R.A. Mora, S. Castaño, T.S. Orrego, M. Hernandez, D. Ramírez

Universidad Pontificia Bolivariana (COLOMBIA)
In today’s language ecologies (Mora, 2014), the physical and virtual weave in very creative ways. In the case of videogames, there is a growing interest in their contributions to literacy development (Beavis, 2015; Cogburn & Silcox, 2009; Gee, 2003; Hawisher & Selfe, 2007). Today’s videogames are more complex than they used to be, involving more intricate processes to master them and thrive in them. Due to the influence of English in diverse social and cultural spaces, digital environments find common ground with mainstream language.

This presentation will share the findings of a study that seeks to understand, from the vantage point of gaming community members, how gamers use English, as a matter of language practices that make part of their success in the gaming experience. For this purpose, we proposed the following research questions: a) What social, cultural, and contextual factors are most influential in English language appropriation in the context of gaming and gaming communities? b) What roles does English play as a factor of success or failure in gaming performances in the case of second language users?

Our conceptual framework features two main notions. First, we rely on the idea of “city as literacy” (Mora, 2015) as support. We have built this notion from the New Literacy Studies tradition, in conjunction with four additional concepts that account for the new language configurations in physical and virtual spaces:
(a) multimodality (Kress, 2010; Mejía-Vélez & Salazar Patiño, 2014),
(b) polylanguaging (Chiquito & Rojas, 2014; Jørgensen, et al, 2011),
(c) metrolingualism (Peláez & M Castaño, 2015; Pennycook & Otsuji, 2015), and
(d) superdiversities (Blommaert & Rampton, 2011; Giraldo & S Castaño, 2014).
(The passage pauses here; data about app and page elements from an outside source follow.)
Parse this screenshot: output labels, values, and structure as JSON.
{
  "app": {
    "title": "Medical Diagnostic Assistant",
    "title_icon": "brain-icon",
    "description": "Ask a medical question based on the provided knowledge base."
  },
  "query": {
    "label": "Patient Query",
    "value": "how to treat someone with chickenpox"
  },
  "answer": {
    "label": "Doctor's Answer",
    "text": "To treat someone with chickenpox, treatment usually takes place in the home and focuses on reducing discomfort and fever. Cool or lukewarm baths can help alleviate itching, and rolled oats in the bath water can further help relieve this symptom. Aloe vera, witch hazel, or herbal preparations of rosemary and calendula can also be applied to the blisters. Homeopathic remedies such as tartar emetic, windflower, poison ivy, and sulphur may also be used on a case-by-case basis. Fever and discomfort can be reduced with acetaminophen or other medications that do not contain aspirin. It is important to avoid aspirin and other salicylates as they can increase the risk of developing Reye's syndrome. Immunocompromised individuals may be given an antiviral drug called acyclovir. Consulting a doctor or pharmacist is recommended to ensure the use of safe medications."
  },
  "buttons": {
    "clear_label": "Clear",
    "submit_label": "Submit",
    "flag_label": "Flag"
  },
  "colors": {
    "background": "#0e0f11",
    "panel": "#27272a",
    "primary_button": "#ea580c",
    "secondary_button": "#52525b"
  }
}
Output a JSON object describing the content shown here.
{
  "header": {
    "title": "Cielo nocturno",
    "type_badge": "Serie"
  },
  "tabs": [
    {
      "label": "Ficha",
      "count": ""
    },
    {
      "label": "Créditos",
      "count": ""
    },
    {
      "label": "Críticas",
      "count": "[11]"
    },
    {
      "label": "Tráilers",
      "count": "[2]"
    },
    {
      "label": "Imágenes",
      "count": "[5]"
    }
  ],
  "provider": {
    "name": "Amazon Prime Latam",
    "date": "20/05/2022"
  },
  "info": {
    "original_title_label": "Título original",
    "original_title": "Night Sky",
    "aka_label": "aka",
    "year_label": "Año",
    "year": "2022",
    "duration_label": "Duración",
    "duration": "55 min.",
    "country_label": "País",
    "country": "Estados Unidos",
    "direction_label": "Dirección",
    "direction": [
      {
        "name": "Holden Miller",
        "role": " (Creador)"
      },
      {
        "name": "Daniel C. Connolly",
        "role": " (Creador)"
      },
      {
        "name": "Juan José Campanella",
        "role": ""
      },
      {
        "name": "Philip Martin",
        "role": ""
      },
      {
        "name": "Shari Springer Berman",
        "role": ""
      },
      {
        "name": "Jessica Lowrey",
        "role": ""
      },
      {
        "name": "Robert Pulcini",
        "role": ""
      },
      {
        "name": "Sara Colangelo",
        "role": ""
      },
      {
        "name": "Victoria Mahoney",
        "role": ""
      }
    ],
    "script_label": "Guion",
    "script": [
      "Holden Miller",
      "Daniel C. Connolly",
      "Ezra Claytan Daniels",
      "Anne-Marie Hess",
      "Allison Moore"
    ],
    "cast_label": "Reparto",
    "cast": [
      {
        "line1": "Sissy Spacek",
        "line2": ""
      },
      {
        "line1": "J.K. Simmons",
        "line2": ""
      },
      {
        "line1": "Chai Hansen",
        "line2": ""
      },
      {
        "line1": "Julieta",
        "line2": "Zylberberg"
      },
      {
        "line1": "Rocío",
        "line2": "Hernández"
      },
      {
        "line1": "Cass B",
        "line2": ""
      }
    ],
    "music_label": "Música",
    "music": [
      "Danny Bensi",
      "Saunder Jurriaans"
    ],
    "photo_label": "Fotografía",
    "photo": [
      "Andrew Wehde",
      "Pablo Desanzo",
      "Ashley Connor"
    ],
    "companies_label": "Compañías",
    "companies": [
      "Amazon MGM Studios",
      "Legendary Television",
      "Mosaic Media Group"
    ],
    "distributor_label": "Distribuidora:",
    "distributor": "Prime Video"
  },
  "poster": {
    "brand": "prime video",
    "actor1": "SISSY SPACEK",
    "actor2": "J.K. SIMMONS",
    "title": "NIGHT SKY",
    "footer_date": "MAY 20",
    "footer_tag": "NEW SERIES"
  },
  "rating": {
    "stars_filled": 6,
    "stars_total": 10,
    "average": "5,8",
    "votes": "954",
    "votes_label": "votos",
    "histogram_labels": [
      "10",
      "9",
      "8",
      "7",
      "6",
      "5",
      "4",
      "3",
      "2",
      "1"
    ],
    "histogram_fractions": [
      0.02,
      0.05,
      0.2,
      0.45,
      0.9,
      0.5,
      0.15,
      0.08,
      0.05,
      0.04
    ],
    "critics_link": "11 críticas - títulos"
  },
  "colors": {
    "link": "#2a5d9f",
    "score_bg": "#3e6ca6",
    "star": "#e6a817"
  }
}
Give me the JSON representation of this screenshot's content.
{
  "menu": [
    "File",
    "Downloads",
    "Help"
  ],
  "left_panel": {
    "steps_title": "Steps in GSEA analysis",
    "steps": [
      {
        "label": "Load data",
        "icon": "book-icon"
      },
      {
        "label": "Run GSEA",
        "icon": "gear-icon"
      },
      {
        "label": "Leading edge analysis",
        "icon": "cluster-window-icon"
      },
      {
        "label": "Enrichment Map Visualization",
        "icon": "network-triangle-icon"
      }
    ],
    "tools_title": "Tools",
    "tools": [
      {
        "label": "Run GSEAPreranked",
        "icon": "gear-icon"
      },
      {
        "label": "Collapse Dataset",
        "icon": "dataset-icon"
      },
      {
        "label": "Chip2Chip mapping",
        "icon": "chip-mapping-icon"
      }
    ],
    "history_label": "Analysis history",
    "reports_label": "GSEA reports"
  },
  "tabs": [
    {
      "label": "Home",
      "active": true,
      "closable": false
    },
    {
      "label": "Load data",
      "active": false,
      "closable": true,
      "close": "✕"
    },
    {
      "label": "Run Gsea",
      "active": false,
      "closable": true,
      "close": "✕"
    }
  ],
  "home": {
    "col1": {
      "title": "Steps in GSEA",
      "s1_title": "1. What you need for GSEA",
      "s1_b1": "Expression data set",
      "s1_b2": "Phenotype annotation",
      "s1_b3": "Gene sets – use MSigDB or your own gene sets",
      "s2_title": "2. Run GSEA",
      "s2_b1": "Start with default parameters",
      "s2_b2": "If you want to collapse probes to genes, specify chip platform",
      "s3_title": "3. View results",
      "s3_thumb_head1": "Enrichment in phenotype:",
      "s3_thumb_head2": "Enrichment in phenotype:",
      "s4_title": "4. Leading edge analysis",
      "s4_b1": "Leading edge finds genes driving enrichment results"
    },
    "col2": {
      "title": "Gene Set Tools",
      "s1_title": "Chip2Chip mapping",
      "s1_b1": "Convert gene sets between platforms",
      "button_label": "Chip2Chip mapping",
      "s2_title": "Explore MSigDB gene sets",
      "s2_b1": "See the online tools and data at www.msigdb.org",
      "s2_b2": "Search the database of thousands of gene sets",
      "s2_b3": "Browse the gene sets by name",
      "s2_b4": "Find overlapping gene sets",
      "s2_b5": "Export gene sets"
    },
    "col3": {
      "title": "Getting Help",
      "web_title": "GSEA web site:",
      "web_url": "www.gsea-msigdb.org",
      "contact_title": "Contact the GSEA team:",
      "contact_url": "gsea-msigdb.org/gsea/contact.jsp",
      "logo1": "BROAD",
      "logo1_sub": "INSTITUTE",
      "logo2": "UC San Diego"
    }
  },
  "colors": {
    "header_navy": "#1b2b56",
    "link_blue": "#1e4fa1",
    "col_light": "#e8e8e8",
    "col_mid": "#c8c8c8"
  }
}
These concepts, in the realm of videogames, become very useful as they have enabled us, on the one hand, to understand gaming communities as something that, because it belongs to the virtual, transcends geography to locate participants in global communities. On the other, this framework opens spaces to understand gaming literacies (Jaramillo Villegas, 2014) as a multidimensional affair where multiple communicative, semiotic, and spatial resources come into play.

The second notion that informs our work is our idea of “Language-as-Victory” (Castaño & Orrego, 2015; Hernandez & Castaño, 2015; Mora, S Castaño, Hernandez, & Orrego, 2015), understood as the necessity to improve one’s second-language competence in order to succeed and thrive in the games and gaming communities.

This project draws from digital ethnography (Firat & Kabakci Turdakul, 2011; Wittel, 2000), which values the immersion in the field to explore and recognizes the particular needs of virtual community observation. Our data sources include autoethnographic accounts of the co-researchers’ engagement in their gaming communities, as well as participant observation, field notes, photographs, and interviews drawn from other gamers and key informants in gaming communities.

Our findings show how English emerges as a fundamental feature of participation in gaming communities both as a need for appropriation of the language and a communicative resource to achieve victory. Each genre, we argue, calls for very diverse codes, lingo, and key phrases, without which failure is a very realistic option. In addition to our findings, this presentation will outline some key issues and directions for literacy research and second language learning and teaching.